Prospects for Christmas are okay, not great, and look particularly gloomy for grocery superstores. There are problems around – there is still an income squeeze and there is the threat of rising interest rates - but we think any negative impact of those is more likely to be after the election. 

Losers

Prospects are worst for the food retailers. The underlying trend is towards buying online and from Aldi and Lidl and that is taking business from the superstores. Fewer shopping trips mean lower sales and, in particular, lower sales of non-foods and gift items. Add to that low food price inflation and, perhaps, some price skirmishing and the food retailers look set for their most challenging Christmas periods in recent years. M&S and Waitrose should be exceptions, but Aldi and Lidl look set to be among the big winners of this Christmas.

Online

Of course online sales are going to be strong. Online tends to be stronger over Christmas anyway – if people are shopping for pleasure, for themselves, they are more likely to shop in-store. But Christmas present buying is functional, so online is ideal. When we asked people after last Christmas whether they would be spending more online next time round, a quarter said that they would.

But it’s not how you buy that matters, it’s who you buy from. The store-based retailers tend to see an increase in their share of spending over Christmas and for them the difference between buying online and buying in-store is academic. So those with a strong online offer are best placed for Christmas demand – and that, of course, means John Lewis again. 

Better information

We’ll see greater use of mobile devices as well, though here again we think that the important factor is not how you buy, but what you use the mobile device for. 

One of the key trends of Christmas 2013 was the extremes we saw in retailer performance – M&S down 2.5% like-for-like and Next up over 11%. We think that one of the main drivers for that was that shoppers could – and did - check out one retailer while browsing in another. So there was no longer any need to make do with second-best.

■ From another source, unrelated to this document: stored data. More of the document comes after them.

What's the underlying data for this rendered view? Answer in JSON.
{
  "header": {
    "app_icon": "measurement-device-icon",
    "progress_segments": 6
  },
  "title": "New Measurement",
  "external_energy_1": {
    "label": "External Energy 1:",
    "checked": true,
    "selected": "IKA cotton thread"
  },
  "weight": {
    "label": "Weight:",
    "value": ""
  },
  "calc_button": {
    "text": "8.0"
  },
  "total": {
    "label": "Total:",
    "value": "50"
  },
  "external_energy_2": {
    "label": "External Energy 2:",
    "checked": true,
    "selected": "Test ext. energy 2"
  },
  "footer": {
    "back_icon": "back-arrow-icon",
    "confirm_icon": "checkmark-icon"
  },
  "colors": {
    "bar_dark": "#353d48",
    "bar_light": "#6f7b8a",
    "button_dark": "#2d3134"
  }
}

Loyalty, a thing of the past

That means that a retailer really is only as good as this season’s ranges. Extreme performances will be a feature of retailing going forward. That’s tough for those that fall short – as M&S did last year. But it also means that it will be much easier than in the past to turn around a poor performance because shoppers will be quicker to reward better ranges.

A more savvy shopper

Retailing is constantly changing – that’s what makes it so fascinating to follow. And it is changing faster now than any of us can remember. It’s not a matter of stores vs online – in fact we think that online has boosted the high street. The key is that we have a much better informed consumer, one that is also much more demanding and much less inclined to give second-best the benefit of the doubt.